(BIVN) – Hawaii County Councilmembers were given an update on the organic waste program during a recent committee meeting.
The issue goes back to early 2017. As the new year began, the East Hawaii Organics Facility planned for Panaewa had the community concerned. When newly elected mayor Harry Kim said he was going to take a second look at the project – which was spearheaded by the previous administration – it came to the attention of the Council, which had previously approved the facility. The debate that followed exposed a rift between the county’s legislative and executive branches.
One year later: On February 7, Environmental Management Committee chair Eileen O’Hara summarized the events leading up to today.
“On February 16th, our mayor canceled a contract that had been let by the previous administration,” O’Hara said. “It was a ten year contract. After considerable back-and-forth between the council, the administration,
and the company, it was resolved by rescinding the cancellation notice in April. At that time, because negotiations were taking place between the company (Hawaiian Earth Recycling) and the County, a change-to-contract or a supplemental contract needed to be fashioned.”
Corporation Counsel Joe Kamelamela then gave an update on the county’s supplemental contract with Hawaiian Earth Recycling, or HER.
“This thick contract that you see before me,” Kamelamela said, turning to a thick binder of paper, “really takes a lot of work. As you can see by my two-page letter, there’s a lot of time that is spent to ensure that both parties – both HER and at the county – work together to make sure that we get the best contract term for both parties.”
Hilo councilmember Aaron Chung was alarmed by the need to put the project out to bid.
“Whose idea was that?” Chung demanded.
“It was an issue that was brought up because of the procurement code,” Kamelamela responded. “So it was important that the county does that. So, that is a substantial change.”
If Hawaiian Earth Recycling is going to operate the facility, then “why don’t they build it?” Chung asked.
“The issue of the construction of the facility modified, once we went in and we were changing the location,” the Director of the Department of Environmental Management, Bill Kucharski, tried to explain. “My understanding of when the original RFP went out, there were no funds available to pay for the facility. It was only after the original contract was signed that we have a cost the $10 million, plus or minus. Then, once we went in and we moved the facility – and we had the rescission and we returned – we had already allocated that money, county monies, that $10 million dollars, because we couldn’t sign the contract without having the allocation, and certifying funds are available for that contract.”

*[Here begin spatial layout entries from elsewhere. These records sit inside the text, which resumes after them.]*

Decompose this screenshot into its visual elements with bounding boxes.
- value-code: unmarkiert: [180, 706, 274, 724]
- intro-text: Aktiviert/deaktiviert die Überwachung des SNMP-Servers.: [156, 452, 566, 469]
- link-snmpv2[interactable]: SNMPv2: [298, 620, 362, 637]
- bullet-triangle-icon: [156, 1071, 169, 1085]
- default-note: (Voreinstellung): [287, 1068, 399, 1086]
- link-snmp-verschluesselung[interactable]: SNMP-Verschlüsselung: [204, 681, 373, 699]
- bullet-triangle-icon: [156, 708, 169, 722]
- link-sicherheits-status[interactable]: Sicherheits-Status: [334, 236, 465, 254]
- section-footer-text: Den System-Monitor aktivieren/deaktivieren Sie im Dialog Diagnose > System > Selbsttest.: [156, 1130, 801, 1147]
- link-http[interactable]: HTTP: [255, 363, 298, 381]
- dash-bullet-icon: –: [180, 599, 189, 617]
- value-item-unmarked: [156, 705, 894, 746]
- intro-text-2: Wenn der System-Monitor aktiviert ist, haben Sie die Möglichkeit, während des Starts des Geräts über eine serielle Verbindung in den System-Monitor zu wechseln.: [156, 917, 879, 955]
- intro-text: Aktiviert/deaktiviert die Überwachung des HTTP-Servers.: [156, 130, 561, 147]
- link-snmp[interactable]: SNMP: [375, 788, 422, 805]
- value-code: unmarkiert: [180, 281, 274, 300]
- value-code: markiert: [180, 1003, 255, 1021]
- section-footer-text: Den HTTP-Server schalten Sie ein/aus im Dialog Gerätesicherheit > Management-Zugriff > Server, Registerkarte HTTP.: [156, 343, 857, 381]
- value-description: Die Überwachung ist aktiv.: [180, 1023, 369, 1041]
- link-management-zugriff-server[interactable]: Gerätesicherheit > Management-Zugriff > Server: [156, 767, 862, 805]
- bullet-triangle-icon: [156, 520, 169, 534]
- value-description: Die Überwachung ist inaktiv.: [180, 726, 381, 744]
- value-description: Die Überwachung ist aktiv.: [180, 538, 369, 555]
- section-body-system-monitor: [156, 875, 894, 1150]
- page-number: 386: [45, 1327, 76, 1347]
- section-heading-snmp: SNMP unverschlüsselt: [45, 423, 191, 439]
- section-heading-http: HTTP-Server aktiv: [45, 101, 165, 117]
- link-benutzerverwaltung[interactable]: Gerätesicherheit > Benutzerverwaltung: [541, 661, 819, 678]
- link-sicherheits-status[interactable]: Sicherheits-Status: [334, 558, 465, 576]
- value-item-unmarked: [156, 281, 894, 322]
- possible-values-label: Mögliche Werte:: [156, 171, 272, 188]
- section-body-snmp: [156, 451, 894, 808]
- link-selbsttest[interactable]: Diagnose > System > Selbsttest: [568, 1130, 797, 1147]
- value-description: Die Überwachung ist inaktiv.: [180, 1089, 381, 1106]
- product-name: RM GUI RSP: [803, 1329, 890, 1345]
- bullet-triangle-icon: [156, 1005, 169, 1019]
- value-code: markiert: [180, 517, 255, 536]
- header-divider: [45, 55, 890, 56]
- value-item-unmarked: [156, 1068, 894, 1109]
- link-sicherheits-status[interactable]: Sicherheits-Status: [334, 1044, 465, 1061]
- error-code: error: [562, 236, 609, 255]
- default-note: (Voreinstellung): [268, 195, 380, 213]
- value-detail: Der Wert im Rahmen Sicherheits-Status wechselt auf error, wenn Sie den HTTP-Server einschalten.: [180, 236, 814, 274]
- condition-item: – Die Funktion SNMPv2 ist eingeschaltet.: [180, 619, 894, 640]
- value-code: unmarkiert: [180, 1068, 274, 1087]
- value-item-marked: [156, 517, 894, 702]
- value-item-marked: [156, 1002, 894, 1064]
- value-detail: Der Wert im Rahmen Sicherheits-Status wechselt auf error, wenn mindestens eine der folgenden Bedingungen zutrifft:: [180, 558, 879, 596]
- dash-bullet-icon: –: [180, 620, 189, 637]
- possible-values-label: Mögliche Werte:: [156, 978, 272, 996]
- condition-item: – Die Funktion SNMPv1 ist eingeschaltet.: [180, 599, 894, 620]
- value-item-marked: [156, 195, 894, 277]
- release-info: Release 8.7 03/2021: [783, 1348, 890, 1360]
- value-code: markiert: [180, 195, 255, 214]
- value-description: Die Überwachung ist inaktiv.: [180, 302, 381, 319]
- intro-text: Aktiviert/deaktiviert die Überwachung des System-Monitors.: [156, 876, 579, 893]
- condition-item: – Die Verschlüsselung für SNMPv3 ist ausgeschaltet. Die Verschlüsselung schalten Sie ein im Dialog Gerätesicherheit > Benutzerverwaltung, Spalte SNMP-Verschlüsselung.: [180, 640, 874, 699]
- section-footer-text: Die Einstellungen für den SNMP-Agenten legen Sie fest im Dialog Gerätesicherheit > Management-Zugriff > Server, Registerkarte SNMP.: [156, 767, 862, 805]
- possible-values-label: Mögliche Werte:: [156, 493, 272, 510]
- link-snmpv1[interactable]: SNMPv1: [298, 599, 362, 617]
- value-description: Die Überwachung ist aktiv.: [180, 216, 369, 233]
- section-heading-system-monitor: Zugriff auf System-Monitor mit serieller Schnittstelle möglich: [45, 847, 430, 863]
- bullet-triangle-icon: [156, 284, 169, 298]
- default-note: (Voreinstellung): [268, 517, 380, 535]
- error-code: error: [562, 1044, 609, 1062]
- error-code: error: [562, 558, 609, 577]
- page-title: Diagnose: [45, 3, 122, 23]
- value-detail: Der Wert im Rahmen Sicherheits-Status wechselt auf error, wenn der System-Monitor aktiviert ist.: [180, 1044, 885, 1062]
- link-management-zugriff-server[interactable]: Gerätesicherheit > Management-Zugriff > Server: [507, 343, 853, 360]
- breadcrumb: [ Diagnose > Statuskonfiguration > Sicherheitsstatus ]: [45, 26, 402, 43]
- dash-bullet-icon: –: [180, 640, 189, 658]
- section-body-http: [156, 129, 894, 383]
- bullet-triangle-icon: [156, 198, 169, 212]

“Once those funds were certified,” Kucharski continued, “We are now in a position of not having put out for bid a design-build, and so now we have to do a design-bid-build, because we’re building this with county funds. Originally, it was the contractors’ funds that were going to be used and we were going to repay. At this point, we’re now in a design-bid-build. So, that was the primary reason for the change.”
“To me a design-build is more efficient,” Chung said. “We had a contract with these guys.”
“I’m gonna blow my mind if the price goes up, now, because we are coming in to build this thing,” Chung said.
Kucharski also revealed that the site for the East Hawaii facility will be somewhere in the Kea’au area of Puna.
“We currently have a contract with AECOM, who is looking at three separate sites,” Kucharski said. “Two of them in the Shipman Industrial Park, another one by the Keaau Transfer Station. They’re being examined for engineering suitability of these sites.”
“They will then grade those three sites to find a preferred site from the perspective of engineering,” Kucharski continued. “We have a second contract with SSFM to do an (Environmental Assessment) that is being routed for a
signature, and we should commence within the month. That EA will then take a look at all of the cultural, traffic, noise, all of the things that you’re required to do for all three of the sites as is required by the environmental statutes, by HR 343. We expect to have that decision done, and the report done, by the end of this year. Once we go through the process, if everything works as we hope it will – and nothing is certain with an EA – by January of next year we should have a site selected and the full EA process completed.”
“That then leaves 18 months for design and construction,” Kucharski said. “Design, bidding, and construction of the
facility in East Hawaii. And so that is the schedule.”
The larger environmental waste project looming over East Hawaii is the closure of the South Hilo Sanitary Landfill. On February 8, the final environmental assessment for the landfill closure was published. The document has come up with a Finding of No Significant Impact resulting from the project.